During our end-of-year wrap-up WPA is looking back at some of albums of music by women released in 2025. The four albums featured today all highlight some of our very favorite composers, performers, and pieces. They’ve appeared frequently in our pages this year, and are in heavy rotation on our listening lists.

In April 2025 the Munich Symphony (Münchner Symphoniker), led by Joseph Bastian, released a new all-Amy Beach recording. It features her perennial audience favorite and monumental Symphony Op. 32 “Gaelic”, her Bal Masqué for orchestra, and three world premiere song recordings: her concert arias Maria Stuart: Eilende wolken, Segler der Lüfte, op. 18 and Jephthah’s Daughter (text by C.L. Mollevant), op. 53, and her song Extase (text by Victor Hugo), the second of three songs in her 1893 Three Songs Op. 21, in the composer’s own orchestration. The five pieces together form a portrait of Beach in the 1890s and her work, and are based on our own editions! The album’s available for purchase and can be streamed via most major streaming services, including Naxos and Tidal.

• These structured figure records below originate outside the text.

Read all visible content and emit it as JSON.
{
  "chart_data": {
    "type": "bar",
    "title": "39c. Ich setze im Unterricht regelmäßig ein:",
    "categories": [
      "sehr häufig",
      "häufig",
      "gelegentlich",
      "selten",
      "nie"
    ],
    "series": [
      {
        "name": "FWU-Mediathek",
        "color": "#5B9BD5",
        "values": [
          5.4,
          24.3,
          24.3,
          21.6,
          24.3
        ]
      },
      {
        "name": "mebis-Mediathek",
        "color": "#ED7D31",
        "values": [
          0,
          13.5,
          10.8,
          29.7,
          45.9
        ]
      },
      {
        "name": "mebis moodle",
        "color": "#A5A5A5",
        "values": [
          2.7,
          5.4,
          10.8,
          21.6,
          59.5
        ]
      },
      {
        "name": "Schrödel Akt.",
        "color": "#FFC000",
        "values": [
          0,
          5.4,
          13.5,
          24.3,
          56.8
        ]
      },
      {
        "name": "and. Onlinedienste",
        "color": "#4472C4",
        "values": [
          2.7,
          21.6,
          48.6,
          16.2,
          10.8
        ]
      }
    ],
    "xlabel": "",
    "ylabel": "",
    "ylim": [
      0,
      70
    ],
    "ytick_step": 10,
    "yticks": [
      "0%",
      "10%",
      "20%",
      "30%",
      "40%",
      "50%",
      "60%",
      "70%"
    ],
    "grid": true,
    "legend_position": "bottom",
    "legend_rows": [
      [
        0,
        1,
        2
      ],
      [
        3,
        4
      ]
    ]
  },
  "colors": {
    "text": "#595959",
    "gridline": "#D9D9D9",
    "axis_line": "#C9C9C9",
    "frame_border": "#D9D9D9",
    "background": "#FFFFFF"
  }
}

In November 2025 Kitty Whately released an album of songs by Rebecca Clarke with Nicholas Phan and Anna Holbrook: Rebecca Clarke: Complete Songs (Signum Classics, a label division of Challenge Records, 2025) The album brings Clarke’s known song output onto one volume, including 22 word premiere recordings. Much of her early song repertoire has been either rarely recorded or unrecorded until now, and among the works now available are “Weep You No More,Sad Fountains” (her original solo version), and the epic “Binnorie: A Ballad.”

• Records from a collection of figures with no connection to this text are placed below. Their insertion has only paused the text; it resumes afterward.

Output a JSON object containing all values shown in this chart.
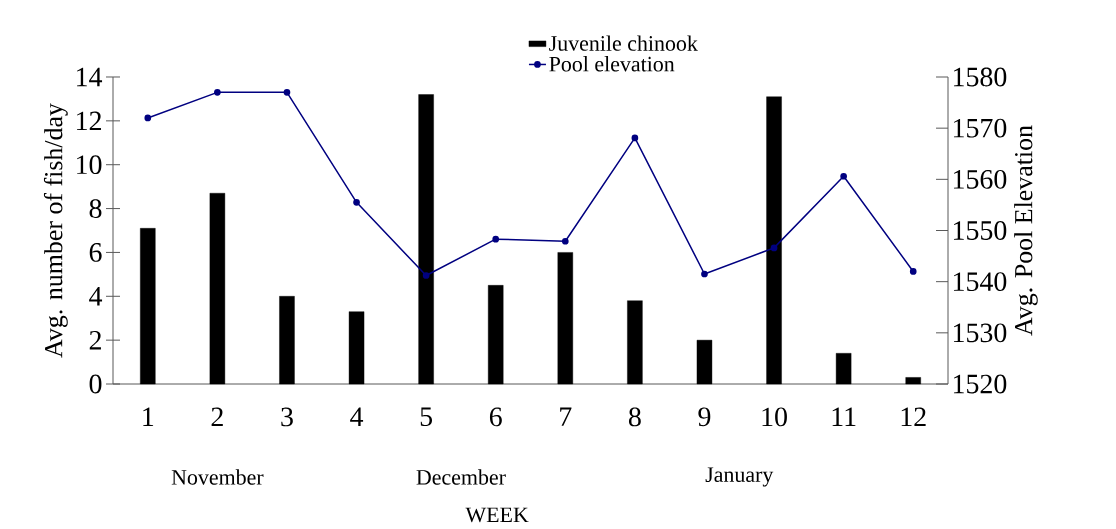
{
  "chart_data": {
    "type": "bar",
    "xlabel": "WEEK",
    "ylabel": "Avg. number of fish/day",
    "y2label": "Avg. Pool Elevation",
    "categories": [
      "1",
      "2",
      "3",
      "4",
      "5",
      "6",
      "7",
      "8",
      "9",
      "10",
      "11",
      "12"
    ],
    "series": [
      {
        "name": "Juvenile chinook",
        "color": "#000000",
        "values": [
          7.1,
          8.7,
          4.0,
          3.3,
          13.2,
          4.5,
          6.0,
          3.8,
          2.0,
          13.1,
          1.4,
          0.3
        ]
      },
      {
        "name": "Pool elevation",
        "type": "line",
        "axis": "y2",
        "color": "#000080",
        "values": [
          1572,
          1577,
          1577,
          1555.5,
          1541.2,
          1548.3,
          1547.9,
          1568.1,
          1541.5,
          1546.6,
          1560.6,
          1542
        ]
      }
    ],
    "ylim": [
      0,
      14
    ],
    "yticks": [
      0,
      2,
      4,
      6,
      8,
      10,
      12,
      14
    ],
    "y2lim": [
      1520,
      1580
    ],
    "y2ticks": [
      1520,
      1530,
      1540,
      1550,
      1560,
      1570,
      1580
    ],
    "marker": "circle",
    "legend": "top",
    "annotations": [
      "November",
      "December",
      "January"
    ]
  }
}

Whately has been called “one of the UK’s most characterful mezzo sopranos of the operatic stage and concert platform,” is a past winner of the Kathleen Ferrier award, and is a BBC New Generation Artist. As an interpreter who specializes in contemporary art song and opera, Whately is well-positioned to perform all of Clarke’s prodigious output of vocal chamber music, which she composed over the course of her entire working career (1903–1977). Listen via the Challenge Records website, Tidal, or Spotify.

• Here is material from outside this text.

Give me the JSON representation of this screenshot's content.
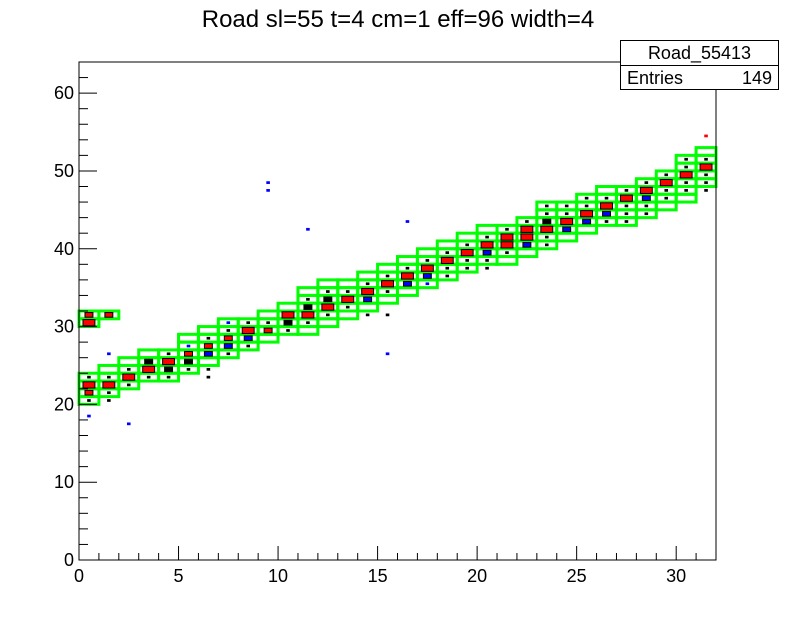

In March 2025 Dr. Samantha Ege released her new album of concertos for piano by Julia Perry and Doreen Carwithen. Maestra (Lorelt 2025), is a collaboration between Samantha Ege (piano) and the Lontano Orchestra directed by Odaline de la Martinez. Perry’s concerto is particularly interesting as it’s presented in “two speeds” instead of the conventional two movements. “Slow” is more abstract and cerebral, with irregular time signatures disrupting any sense of consistent pulse. “Fast” is much more dancelike and energized, drawing complex syncopations and rhythms from its afro-diasporic roots. As Dr. Ege describes: “The piano cadenzas are more virtuosic [than in] a more conventional concerto (like Dorren Carwithen’s). But Perry is experimenting more with cool than technique; the pianist must paint rather than play.” Tracks from the album can be streamed on Youtube, Tidal, and Spotify.

In July 2025 the BBC Symphony Orchestra, led by Sakari Oramo, released its second volume of orchestral works by composer Grażyna Bacewicz. (Chandos, 2025) The works included are her Symphony No. 2 (1951), her Piano Concerto (1949), and her Concerto for Symphony Orchestra (1962). Bacewicz is known for her deft bringing of neoclassicism and modernism, and these three rarely-recorded works shed some new light on her skill. The Piano Concerto is also notable as a (sort of) winner of the Frédéric Chopin Composers’ Competition. The competition was organized to commemorate the Chopin centenary by the Polish Composers’ Union, and Bacewicz’s concerto took second place in the Piano & Orchestra category where no first prize was awarded. The Second Symphony is formally more traditional, harkening back to the Classical-era form and style. She credits her works from these years with helping her develop in to the third (arguably “mature”) composer voice of her later years. Listen via Chandos Records, Tidal, and Spotify.